De civiele kamer van Uw Raad heeft overigens in een bopz zaak geoordeeld dat, indien de vormen die aan een proces-verbaal worden gesteld niet zijn in acht zijn genomen en daar in cassatie over wordt geklaagd, de beschikking dient te worden vernietigd, ook al wordt in het daarop gerichte middel niet aangegeven welke gevolgen de niet-inachtneming daadwerkelijk voor de betrokken heeft gehad.17. In een andere bopz zaak heeft de civiele kamer van Uw Raad bevestigd dat aan voorschriften, die aan een proces-verbaal worden gesteld, extra gewicht toekomt in zaken waarin de beslissing strekt tot vrijheidsbeneming.18. Dezelfde redeneringen behoren ook te gelden als het om een vonnis gaat.
14.
[verdachte] verzoekt Uw Raad daarom de oude jurisprudentie te herzien en ook op het punt, waarover in dit middel wordt geklaagd, aan te sluiten bij de recente ontwikkelingen in Uw rechtspraak en die van het EHRM. Wellicht ten overvloede merkt [verdachte] op dat hij hier een beroep doet op de rechtsontwikkelende taak van Uw Raad.
15.
[verdachte] is verder van mening dat dat het begane verzuim — nu deze zaak niet op zich zelf staat — een zekere stelselmatigheid vertoont.

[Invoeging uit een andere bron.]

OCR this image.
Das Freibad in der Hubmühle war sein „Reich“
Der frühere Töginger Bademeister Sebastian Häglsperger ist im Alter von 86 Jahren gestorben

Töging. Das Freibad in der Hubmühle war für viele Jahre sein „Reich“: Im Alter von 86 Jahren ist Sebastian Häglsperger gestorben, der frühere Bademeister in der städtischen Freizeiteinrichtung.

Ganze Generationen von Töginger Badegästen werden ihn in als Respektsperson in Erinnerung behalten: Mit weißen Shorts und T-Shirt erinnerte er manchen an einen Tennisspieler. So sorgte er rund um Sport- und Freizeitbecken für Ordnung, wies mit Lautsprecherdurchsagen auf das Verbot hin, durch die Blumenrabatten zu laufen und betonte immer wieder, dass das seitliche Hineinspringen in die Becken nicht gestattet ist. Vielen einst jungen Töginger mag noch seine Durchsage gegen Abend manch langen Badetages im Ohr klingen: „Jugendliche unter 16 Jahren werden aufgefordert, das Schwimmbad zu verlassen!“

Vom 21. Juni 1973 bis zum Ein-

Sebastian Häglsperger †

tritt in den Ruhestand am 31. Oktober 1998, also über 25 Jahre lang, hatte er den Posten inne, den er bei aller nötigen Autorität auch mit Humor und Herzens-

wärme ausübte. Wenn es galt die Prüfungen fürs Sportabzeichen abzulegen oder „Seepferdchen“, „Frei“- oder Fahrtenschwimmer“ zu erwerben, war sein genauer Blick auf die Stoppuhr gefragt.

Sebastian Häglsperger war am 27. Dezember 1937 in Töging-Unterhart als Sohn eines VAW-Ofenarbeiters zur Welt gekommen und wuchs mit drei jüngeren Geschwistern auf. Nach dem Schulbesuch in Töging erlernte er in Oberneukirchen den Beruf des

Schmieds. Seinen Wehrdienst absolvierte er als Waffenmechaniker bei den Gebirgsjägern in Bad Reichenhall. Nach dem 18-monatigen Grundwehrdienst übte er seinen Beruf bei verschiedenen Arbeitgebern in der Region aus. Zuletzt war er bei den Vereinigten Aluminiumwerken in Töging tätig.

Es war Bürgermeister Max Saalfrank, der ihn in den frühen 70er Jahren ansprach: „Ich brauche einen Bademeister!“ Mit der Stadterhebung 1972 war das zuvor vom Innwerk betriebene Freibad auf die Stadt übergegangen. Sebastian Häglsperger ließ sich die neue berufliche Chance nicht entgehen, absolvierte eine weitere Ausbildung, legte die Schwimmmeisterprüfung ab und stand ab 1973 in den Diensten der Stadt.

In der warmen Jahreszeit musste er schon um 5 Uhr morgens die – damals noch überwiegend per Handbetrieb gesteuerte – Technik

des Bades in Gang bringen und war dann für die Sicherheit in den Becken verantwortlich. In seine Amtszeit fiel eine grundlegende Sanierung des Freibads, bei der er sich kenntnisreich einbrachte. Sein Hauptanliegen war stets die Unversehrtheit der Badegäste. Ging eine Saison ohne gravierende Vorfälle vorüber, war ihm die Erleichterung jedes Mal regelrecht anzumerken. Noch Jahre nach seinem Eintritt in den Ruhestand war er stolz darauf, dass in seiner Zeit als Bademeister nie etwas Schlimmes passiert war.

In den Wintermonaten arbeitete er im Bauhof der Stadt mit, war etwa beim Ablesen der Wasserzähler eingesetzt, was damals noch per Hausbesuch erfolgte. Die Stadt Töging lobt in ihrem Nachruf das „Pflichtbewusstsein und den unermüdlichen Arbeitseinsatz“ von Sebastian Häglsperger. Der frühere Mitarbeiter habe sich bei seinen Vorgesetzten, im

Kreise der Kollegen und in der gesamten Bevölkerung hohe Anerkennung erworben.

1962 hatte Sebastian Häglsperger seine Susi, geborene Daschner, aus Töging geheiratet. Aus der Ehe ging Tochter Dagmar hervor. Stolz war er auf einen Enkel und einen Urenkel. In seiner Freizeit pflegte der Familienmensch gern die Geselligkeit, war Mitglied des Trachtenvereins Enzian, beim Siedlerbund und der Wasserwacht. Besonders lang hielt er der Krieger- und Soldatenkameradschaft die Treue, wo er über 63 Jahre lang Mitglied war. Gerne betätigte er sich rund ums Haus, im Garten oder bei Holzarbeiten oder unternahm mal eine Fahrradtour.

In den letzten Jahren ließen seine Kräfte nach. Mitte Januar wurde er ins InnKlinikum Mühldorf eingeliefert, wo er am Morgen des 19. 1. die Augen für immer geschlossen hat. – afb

Of werkelijk van stelselmatig verzuim op dit punt sprake is, zoals bedoeld in het arrest van Uw Raad d.d. 19 februari 2013, valt voor de ondergetekende louter aan haar eigen Antilliaanse zaken niet vast te stellen, ofschoon dit al de vierde (!) zaak is waarin zij dit gebrek aan de orde stelt. Uw Raad kan dit zelf ook op eenvoudige wijze nagaan, aangezien Uw Raad zelf het overzicht heeft dat de verdediging op dit punt mist.
16.
De onverschilligheid, waarmee in Antilliaanse zaken met formaliteiten, die toch ter rechtsbescherming dienen, wordt omgegaan, is een kwalijke zaak, die ingrijpen door Uw Raad vergt.
[verdachte] kiest te dezer zake woonplaats ten kantore van Hendriks · Reijntjes Advocaten & Mediators aan de Alexander Battalaan 65 te 6221 CC Maastricht, van welk kantoor mw. mr. C. Reijntjes-Wendenburg verklaart deze schriftuur te hebben ondertekend en ingediend, tot welke ondertekening en indiening zij door rekwirant van cassatie bepaaldelijk is gevolmachtigd.
Maastricht, 23 maart 2017
Mw. mr. C. Reijntjes-Wendenburg
Gemachtigde
Voetnoten
Voetnoten Beroepschrift 23‑03‑2017
HR 3 juni 1997, NJ 1997/657.
HR 13 juni 1989, NJ 1990, 48; HR 31 oktober 2000, NJ 2001/11. Zie ook T. Bertens, ‘Eigen schuld en noodweer’, in M.J. A. Duker cs, WelBeraden, WLP, Nijmegen, 2009, p. 1–13, op p. 2.
A.J.M. Machielse, Noodweer in het Strafrecht, Amsterdam: Stichting Onderzoek Recht en Beleid, 1986, op p. 612.
HR 1 juli 1996, NJ 1996/753.
HR 29 april 1997, NJ 1997/627; HR 27 mei 2003, NJ 2003/513; HR 28 maart 2006, NbSr 2006/172; HR 22 februari 2011, NJ 2011/107.
HR 28 maart 2006, NJ 2006/509.
HR 27 mei 2003, NJ 2003/512.
16 oktober 1916, NJ 1916, p. 1181 (In deze zin is een kerkhof een ‘erf’).
Noyon/Langemeijer & Remmelink, Wetboek van Strafrecht, Artikel 138, aant. 3.
In de zaken: Weinum (S 16/03059 A), Anastacia (S 15/02601 A) en Josepha (S 12/01175 A).
HR 4 maart 1935, NJ 1935 p. 685, HR 6 april 1948, NJ 1948/346 en HR 12 april 1949, NJ 1949/429.
HR 19 december 2006, ECLI:NL:HR:2006:AZ1663, HR 31 augustus 2004, ECLI:NL:HR:2004:AQ1084, HR 16 juni 1998, NJ 1998/838, m.nt. Schalken en HR 22 april 1986, NJ 1986/783, m.nt. Van Veen.
EHRM 27 september 1990, ECLI:NL:XX:1990:AD1237, NJ 1991/625 m.nt. Alkema.
EHRM 30 juni 2005, ECLI:NL:XX:2005:AT9511, BJ 2005/34, m.nt. Dijkers.
EHRM 27 september 1990, § 37.
Conclusie AG Langemeijer (ECLI:NL:PHR:2015:2276) bij Hoge Raad 20 november 2015.
HR 14 februari 1986, NJ 1986, 400.
HR 20 november 2015 (ECLI:NL:HR:2015:3336).